The figure of the father as an authoritative reference collapses. What is changing?

The figure of the father as an authoritative reference collapses. What is changing?
The figure of the father as an authoritative reference collapses. What is changing?

«In the name of the father», or perhaps no longer. In these times of changing values ​​and ideals, of the eradication of paradigms, of changes in bonds and relationships, which is changing the family model it is there for all to see. Perhaps less obvious is that the figure of the father is increasingly obscured, with a devaluation that doubles in the case of separated parents.

This is reported by the new results of the research conducted by ONLUS Forest Foundation with the participation of collaborators, Dr. Pietro Aliprandimedical psychotherapist, and Dr. Andrea Di Nisio, biologist at the University of Padua. The investigation was conducted between October 2022 and March 2024 through the administration of a questionnaire distributed to 4,383 students between 18 and 20 years old (average age 18.2 years) attending high schools high schools of Padua and Lecce, within the project Permanent andrological prevention in schools.

The data collected speak clearly and have highlighted the responsibility of the parental role in determining the risky behaviors of children, and how they perceive the father and mother figure: while the figure of the father is in free fall as a point of reference, the children seek authority in the figure of the mother.

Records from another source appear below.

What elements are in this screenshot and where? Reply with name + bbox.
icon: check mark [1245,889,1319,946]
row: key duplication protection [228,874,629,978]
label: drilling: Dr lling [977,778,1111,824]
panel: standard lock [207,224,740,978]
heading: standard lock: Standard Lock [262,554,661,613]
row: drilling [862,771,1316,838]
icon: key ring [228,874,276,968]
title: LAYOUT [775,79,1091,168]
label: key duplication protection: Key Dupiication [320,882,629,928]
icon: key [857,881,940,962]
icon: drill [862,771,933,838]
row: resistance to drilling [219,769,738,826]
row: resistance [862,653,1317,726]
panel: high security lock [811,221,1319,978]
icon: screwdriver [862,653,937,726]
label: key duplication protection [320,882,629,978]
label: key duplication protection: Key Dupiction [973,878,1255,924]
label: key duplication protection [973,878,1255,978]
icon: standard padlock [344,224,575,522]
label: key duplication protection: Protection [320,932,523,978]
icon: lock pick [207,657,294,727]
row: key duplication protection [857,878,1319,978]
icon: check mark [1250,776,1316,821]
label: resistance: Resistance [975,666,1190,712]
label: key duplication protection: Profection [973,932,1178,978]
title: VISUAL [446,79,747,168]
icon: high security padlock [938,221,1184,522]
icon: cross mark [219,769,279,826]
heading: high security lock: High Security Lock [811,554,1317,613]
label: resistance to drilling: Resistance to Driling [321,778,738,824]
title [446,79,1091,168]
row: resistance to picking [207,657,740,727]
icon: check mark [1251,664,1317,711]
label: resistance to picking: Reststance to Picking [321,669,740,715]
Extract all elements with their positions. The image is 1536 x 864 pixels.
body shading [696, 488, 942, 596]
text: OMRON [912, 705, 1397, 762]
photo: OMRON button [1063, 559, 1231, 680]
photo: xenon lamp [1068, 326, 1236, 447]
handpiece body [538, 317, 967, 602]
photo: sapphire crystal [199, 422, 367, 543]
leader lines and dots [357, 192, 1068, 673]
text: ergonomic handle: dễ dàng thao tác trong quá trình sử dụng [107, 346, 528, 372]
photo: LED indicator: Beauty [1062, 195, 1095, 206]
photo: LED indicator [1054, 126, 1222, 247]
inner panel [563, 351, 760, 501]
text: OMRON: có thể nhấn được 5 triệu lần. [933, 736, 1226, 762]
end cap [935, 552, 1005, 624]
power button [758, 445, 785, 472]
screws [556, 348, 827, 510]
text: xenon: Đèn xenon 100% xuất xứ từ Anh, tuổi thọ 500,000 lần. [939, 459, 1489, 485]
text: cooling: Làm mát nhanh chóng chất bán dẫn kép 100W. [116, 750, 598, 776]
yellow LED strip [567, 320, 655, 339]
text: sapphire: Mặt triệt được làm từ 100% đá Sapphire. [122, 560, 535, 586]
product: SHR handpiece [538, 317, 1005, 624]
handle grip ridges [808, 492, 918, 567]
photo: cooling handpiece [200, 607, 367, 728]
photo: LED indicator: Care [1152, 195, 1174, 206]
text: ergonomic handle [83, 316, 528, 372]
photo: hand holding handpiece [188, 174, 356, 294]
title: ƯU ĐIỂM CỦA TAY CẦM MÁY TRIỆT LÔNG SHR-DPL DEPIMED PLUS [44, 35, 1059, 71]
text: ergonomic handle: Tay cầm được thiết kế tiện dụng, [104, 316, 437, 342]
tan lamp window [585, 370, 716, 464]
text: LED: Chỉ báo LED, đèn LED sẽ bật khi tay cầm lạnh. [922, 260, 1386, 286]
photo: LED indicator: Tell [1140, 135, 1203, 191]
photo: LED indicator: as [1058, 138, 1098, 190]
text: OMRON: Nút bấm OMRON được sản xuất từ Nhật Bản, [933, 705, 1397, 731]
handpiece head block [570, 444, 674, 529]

«For fifteen years, the Foresta Foundation has been managing this project which is developed in schools, speaking to thousands of students, and we have collected a lot of material to compare the changes in the children’s behavior and family context», explains Doctor Carlo Foresta, former professor of Endocrinology at the University of Padua and president of the Foresta Onlus Foundation. «This year we decided to ask the kids how they perceived it the parental role within the family, between friendly, authoritative, indifferent and problematic, with distinction between mother and father”.

Overall the mother figure is most frequently seen as friendly (51.8% vs 44% of fathers), but for girls the father figure is more often seen as problematic (10% vs 5% of male peers). Even more marked is the difference in considering the paternal role authoritative in boys (42.2%) compared to girls (27.7%). We must then remember how the family constitution has changed over time: compared to 2005, when the project started, parents are 4 years older: the average age of the mother when the child is 18 is 50.7 and that of the father is 54. Furthermore one boy in five is the child of separated or divorced people. In this single-parent context, the mother is more often described as authoritative by sons (50%), but much less by daughters (32.8%), who instead describe her as friendly in 55% of cases compared to only 29.8% of her male peers.

«To clarify, in the eyes of his children, the authority of a separated father is halved (from 45 to 23% in males, and from 30 to 15% for females); the risk of appearing indifferent increases 2-3 times, and of being problematic up to 4-5 times compared to married fathers”, continues Foresta, “This devaluation seems more intense in male children, for whom the figure of the father as an authoritative reference collapses. The study also shows that children look for this characteristic in their mother after separation. We are still unable to understand the consequences of this paradigm shift. The constant increase in divorces and separations aligns with that necessary and desirable process of destructuring the patriarchal model. However, the outcomes of this process still appear imperfect, as they are in order of development.”